4. Bahwa dengan demikian laporan hasil audit BPKP atau keterangan ahli auditor BPKP di sidang pengadilan berfungsi yang sama dengan isi alat bukti lainnya di sidang pengadilan, ialah tidak bersifat mengikat dan menentukan hakim.
5. bahwa isi laporan audit investigator atau keterngan ahli audit investigator di dalam berkas penyidikan perkara (BAP) berfungsi sebagai alat bantu yang menjadi pedoman hakim dalam menjalankan persidangan untuk mendapatkan fakta-fakta hukum dalam rangka hakim membentuk keyakinan tentang bersalah ataukah tidaknya terdakwa melakukan tindak pidana yang didakwakan.
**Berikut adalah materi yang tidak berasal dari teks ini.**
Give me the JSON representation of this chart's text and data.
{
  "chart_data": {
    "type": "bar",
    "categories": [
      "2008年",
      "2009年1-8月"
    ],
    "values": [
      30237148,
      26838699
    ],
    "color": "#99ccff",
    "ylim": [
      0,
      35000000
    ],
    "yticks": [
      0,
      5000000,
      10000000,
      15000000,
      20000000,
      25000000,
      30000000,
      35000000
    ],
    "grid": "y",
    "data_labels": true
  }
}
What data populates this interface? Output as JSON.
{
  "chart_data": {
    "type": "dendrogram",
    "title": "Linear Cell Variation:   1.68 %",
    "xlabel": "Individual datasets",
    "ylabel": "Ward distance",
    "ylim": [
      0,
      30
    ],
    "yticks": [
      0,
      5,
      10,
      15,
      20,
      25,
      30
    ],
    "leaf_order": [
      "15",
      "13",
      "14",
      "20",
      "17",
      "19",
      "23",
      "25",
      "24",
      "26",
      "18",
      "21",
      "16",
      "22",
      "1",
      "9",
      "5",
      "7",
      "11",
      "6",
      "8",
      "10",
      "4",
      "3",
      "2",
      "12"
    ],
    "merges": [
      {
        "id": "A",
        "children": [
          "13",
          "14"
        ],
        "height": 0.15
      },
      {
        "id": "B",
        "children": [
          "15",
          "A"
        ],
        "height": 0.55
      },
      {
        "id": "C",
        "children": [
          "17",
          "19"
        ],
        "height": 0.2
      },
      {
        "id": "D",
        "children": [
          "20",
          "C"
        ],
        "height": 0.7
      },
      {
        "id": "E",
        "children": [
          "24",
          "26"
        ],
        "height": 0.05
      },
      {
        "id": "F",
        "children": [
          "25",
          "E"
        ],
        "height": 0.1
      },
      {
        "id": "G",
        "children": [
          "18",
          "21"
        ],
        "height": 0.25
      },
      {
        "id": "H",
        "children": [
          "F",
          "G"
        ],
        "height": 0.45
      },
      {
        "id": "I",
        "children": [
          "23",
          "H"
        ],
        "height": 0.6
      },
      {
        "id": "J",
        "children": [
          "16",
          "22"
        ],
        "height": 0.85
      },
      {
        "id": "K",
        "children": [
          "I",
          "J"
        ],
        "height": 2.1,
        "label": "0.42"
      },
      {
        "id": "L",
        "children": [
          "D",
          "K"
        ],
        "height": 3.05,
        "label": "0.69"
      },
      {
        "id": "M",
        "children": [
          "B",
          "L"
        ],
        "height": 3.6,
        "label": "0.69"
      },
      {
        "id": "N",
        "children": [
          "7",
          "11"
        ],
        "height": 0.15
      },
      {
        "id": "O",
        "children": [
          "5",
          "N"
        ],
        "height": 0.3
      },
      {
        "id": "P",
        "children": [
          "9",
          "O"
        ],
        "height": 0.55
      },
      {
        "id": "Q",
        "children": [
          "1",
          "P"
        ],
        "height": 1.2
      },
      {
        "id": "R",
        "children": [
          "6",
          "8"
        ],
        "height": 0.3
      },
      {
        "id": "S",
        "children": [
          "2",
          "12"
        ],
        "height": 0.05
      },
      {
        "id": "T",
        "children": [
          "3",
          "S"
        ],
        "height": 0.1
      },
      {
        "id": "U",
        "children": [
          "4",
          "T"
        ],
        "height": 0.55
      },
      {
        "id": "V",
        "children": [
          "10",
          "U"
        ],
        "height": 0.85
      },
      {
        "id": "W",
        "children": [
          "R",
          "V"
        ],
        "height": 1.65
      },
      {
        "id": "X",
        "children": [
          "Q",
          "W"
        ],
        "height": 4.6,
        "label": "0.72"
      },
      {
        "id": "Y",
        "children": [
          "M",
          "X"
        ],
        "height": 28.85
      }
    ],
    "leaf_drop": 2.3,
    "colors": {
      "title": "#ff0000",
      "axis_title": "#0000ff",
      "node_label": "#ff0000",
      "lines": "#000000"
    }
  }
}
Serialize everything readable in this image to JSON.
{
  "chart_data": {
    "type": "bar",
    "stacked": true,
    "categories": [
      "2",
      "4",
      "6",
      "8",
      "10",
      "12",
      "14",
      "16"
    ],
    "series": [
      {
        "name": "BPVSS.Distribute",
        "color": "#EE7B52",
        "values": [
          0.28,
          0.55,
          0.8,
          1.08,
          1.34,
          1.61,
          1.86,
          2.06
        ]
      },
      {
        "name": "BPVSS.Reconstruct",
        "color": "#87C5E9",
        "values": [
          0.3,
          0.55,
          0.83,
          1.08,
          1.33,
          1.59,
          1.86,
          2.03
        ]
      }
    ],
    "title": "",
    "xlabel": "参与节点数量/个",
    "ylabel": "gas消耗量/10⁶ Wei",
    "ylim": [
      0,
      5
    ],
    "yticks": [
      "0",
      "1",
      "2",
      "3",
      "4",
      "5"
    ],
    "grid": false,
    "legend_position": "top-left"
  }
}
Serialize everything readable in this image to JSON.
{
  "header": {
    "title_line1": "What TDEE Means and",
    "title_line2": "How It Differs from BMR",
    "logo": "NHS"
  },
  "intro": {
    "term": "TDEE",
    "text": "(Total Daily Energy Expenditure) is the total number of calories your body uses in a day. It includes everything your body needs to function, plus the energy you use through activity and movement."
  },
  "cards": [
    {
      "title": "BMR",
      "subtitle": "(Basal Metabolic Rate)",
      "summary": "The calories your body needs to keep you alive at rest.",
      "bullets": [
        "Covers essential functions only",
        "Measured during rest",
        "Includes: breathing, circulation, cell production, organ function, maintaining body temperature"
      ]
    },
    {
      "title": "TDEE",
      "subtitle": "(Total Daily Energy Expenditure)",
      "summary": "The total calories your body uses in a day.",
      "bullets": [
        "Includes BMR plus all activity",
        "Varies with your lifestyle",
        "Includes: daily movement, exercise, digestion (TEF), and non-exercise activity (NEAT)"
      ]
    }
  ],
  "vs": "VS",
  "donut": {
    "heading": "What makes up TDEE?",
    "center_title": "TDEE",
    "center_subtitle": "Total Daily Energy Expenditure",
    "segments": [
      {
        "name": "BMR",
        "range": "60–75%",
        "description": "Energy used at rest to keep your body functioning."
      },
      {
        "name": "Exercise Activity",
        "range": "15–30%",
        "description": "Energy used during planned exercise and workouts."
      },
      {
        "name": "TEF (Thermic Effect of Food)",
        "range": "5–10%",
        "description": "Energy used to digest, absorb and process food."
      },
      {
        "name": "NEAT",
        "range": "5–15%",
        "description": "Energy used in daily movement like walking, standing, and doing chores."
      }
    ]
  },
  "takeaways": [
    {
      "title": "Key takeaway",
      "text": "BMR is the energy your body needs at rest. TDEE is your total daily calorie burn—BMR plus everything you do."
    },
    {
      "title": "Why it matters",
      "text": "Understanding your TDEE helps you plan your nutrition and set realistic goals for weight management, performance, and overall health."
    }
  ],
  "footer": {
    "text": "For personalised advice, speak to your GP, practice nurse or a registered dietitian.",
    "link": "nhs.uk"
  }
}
6. Pendapat Pemohon Kasasi – Jaksa Penuntut Umum dalam keberatan hukumnya dalam memorie kasasi yang menyatakan bahwa judex factie telah salah menerapkan hukum pembuktian dikarenakan judex facie telah berpendapat sendiri dan tidak menggunakan dasar hasil auditor BPKP, dari sudut hukum pembuktian perkara pidana tidaklah dapat dibenarkan. Karena menurut hukum pembuktian perkara pidana, tidak mengenal alat bukti sempurna yang mengikat hakim. Hakim tidak perlu tunduk pada nilai angka kerugian negara menurut perhitungan auditor BPKP, apabila menurut penilaian hakim nilai kerugian riel tersebut tidak sesuai dengan perhitungan hakim sendiri berdasarkan pertimbangan-pertimbangan tertentu menurut logika hukum dan keadilan.
Demikian hasil kajian saja terhadap putusan Mahkamah Agung No. 995K/PID/2006 khusus tentang laporan hasil audit dan keterangan ahli auditor BPKP dari sudut hukum pembuktian perkara pidana. Semoga bermanfaat.
Malang, 9 April 2007.


[1] Adami Chazawi, 2005. Hukum Pidana materiil dan Formiil Korupsi di Indonesia, Penerbit Bayu Media, Malang, hal. 8-9.
[2] Adami Chazawi, 2006. Hukum Pembuktian Tindak Pidana Korupsi, Penerbit PT Alumni, Bandung, hal. 98.